L’origine de l’épidémie n’est pas établie avec certitude. Les premiers cas ont été répertoriés en mars 1918 dans le Kansas parmi des soldats américains. La maladie se serait ensuite propagée en Europe à la faveur de convois militaires.

La pandémie s’est répandue à travers le monde en trois vagues, la première au printemps 1918 peu mortelle puis deux autres bien plus virulentes en raison probablement de mutations du virus qui l’ont rendu plus agressif.

– Virus –

Le virus grippal à l’origine de cette pandémie est de type A(H1N1), comme celui de la pandémie grippale de 2009 (qui a fait 18.500 morts selon le bilan officiel de l’OMS et autour de 200.000 décès selon deux estimations postérieures).

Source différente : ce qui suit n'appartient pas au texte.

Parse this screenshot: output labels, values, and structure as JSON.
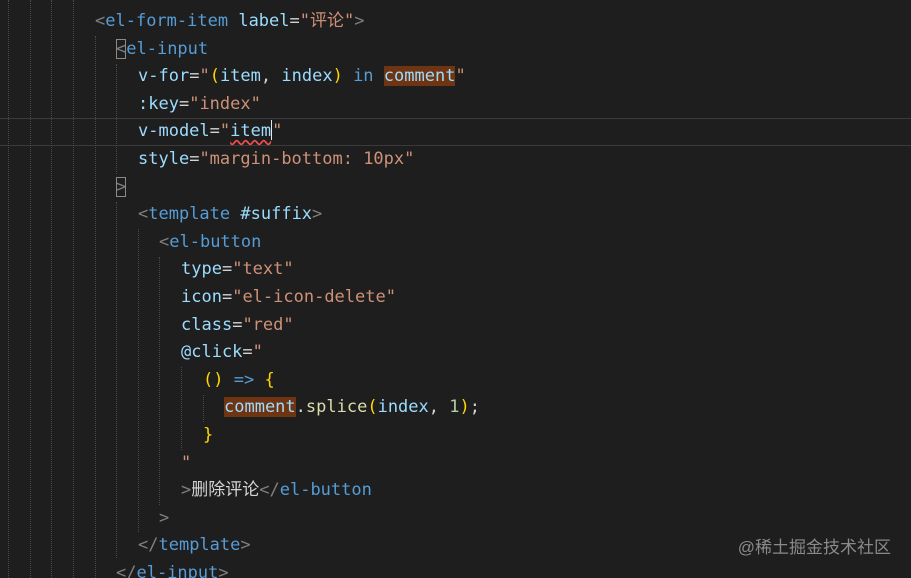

On estime que tous les virus grippaux de type A circulant aujourd’hui chez les humains sont des descendants directs ou indirects de la souche du virus de 1918, mais d’une bien moindre virulence.

– Jeunes adultes –

Alors qu’aujourd’hui les épidémies de grippe saisonnière sont surtout dangereuses pour les personnes âgées et les jeunes enfants, la grippe espagnole avait pour caractéristique de frapper surtout des jeunes adultes. Sa cible privilégiée était les personnes de 20 à 40 ans.

– Virulence –

Ce virus grippal était surtout dangereux pour les poumons, provoquant de graves engorgements des voies respiratoires qui asphyxiaient littéralement les malades. La gravité de l’épidémie s’explique aussi par la guerre : les mouvements de troupes ont facilité la propagation du virus, les blessures et privations ont diminué les défenses immunitaires.

– Impact mondial –

Il n’existe pas de bilan chiffré précis de cette épidémie. Les calculs anciens faisaient état d’environ 21 millions de morts. Mais d’après des estimations plus récentes, environ un tiers de la population mondiale a été infectée et 50 millions de personnes au moins ont péri. Les chercheurs Niall Johnson et Juergen Mueller ont même estimé en 2002 que le « bilan réel » de l’épidémie pourrait être de l’ordre de 100 millions de victimes.

Très peu de régions dans le monde ont échappé à la pandémie. L’Australie figure parmi les pays les moins touchés grâce à une politique stricte de mise en quarantaine. La création en 1922, dans le cadre de la Société des Nations (SDN), du Comité de la santé et de l’Organisation d’hygiène, ancêtres de l’actuelle Organisation mondiale de la santé (OMS), répondait en partie à la volonté de mieux combattre ce type de fléau.

– Victimes célèbres –

Parmi les victimes fameuses de la grippe espagnole : le peintre autrichien Egon Schiele mort le 31 octobre 1918, le poète français Guillaume Apollinaire (9 novembre 1918), son compatriote dramaturge Edmond Rostand (2 décembre 1918).